TOM CONNELL: So, does that also - does that not apply then if you're talking about a gay student that might be going to a religious school and the parents don't want them being taught that marriage is exclusively between a man and a woman …..?
ATTORNEY-GENERAL: Well, this is - we're talking about essentially state schools here, Tom. Where parents who choose a religious school obviously choose a religious school knowing that it's a religious school.
TOM CONNELL: Because the student and the teacher element is still to be worked out now, essentially. That's gone off for a further review.
ATTORNEY-GENERAL: Well, it has. We've determined to send that based on discussions with the states about an appropriate term of reference to the Australian Law Reform Commission. The reason being, the Prime Minister, with students, made good on his undertaking to try and have that matter resolved, in fact had a clearly drafted bill, offered a conscience vote ultimately across both sides of politics if they were to agree. But although it sounds simple, balancing the principles of protecting a religious school's ability to teach and conduct its affairs according to its faith and also removing discrimination against students, striking that balance as a matter of drafting is clearly difficult, clearly people disagree on what the appropriate balance is and how it should be drafted. So, we've determined that with that issue and with respect to the issue of hiring and managing school teachers, that the best response is to have an independent legally expert process where specific drafting alternatives to finding that balance can be put to parliament and hopefully that's a way in which we can find some bipartisanship on this issue.
TOM CONNELL: I just wanted to touch finally on encryption. There's been a lot going on in your area actually lately, Attorney-General. You've spoken of the need to have these laws because of terrorism, child sex abuse, but they're going to apply to any offence punishable by up to three years in prison, so that could include improper use of an emergency call service, interference with political rights and duties, theft, causing reckless injury. These are big powers to have for what sound like not all that dramatic crimes.
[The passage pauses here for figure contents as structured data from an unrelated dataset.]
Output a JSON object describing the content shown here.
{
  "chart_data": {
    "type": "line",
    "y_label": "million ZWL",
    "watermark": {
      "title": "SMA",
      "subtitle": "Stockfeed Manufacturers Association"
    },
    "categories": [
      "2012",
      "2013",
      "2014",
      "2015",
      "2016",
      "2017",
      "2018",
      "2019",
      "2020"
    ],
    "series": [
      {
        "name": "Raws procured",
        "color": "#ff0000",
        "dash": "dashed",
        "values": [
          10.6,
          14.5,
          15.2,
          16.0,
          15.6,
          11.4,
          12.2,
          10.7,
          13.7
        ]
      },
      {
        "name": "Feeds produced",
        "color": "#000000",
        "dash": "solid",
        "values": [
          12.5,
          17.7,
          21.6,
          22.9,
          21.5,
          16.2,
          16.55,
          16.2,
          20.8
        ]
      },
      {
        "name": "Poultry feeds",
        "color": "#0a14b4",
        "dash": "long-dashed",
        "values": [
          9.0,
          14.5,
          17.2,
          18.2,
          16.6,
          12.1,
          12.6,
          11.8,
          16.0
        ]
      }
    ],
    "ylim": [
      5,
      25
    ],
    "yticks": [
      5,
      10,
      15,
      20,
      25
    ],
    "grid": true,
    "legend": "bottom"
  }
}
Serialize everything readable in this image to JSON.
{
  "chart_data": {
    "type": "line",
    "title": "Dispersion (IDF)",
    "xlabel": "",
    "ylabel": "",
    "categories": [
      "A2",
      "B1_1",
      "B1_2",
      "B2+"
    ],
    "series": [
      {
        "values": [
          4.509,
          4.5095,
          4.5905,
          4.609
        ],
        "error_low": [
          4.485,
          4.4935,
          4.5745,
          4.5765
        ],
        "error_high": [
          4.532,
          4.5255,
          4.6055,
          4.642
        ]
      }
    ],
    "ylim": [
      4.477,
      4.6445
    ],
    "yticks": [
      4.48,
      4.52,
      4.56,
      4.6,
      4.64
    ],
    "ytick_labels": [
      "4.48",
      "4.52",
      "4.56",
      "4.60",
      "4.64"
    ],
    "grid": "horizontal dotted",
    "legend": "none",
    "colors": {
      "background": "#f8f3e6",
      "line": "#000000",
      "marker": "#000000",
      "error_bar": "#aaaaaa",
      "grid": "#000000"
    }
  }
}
ATTORNEY-GENERAL: Well, service denial attacks against 000 call centres are probably, in my view, about as serious as you can get, as are the other matters that you've mentioned. Plus I would note for all of your viewers that the ability to…
TOM CONNELL: ….That is a bit of a …..surely.
ATTORNEY-GENERAL: Well, not at all. The type of offences that you've listed out, I think people would reasonably expect that law enforcement agencies are properly equipped to investigate. And if it's the case that organised crime networks and serious criminals are using encrypted platforms, at least having some ability for our agencies to compel the assistance of the designers and developers of those platforms seems an appropriate and reasonable response. And ultimately both sides of politics agreed that it is an appropriate and reasonable response, although it took Labor kicking and screaming to get there.
TOM CONNELL: It did. My understanding was they wanted a bit of a longer sentence than that. But look, that's still something with a little bit of debate in it. Attorney-General Christian Porter, you've been generous with your time, thank you.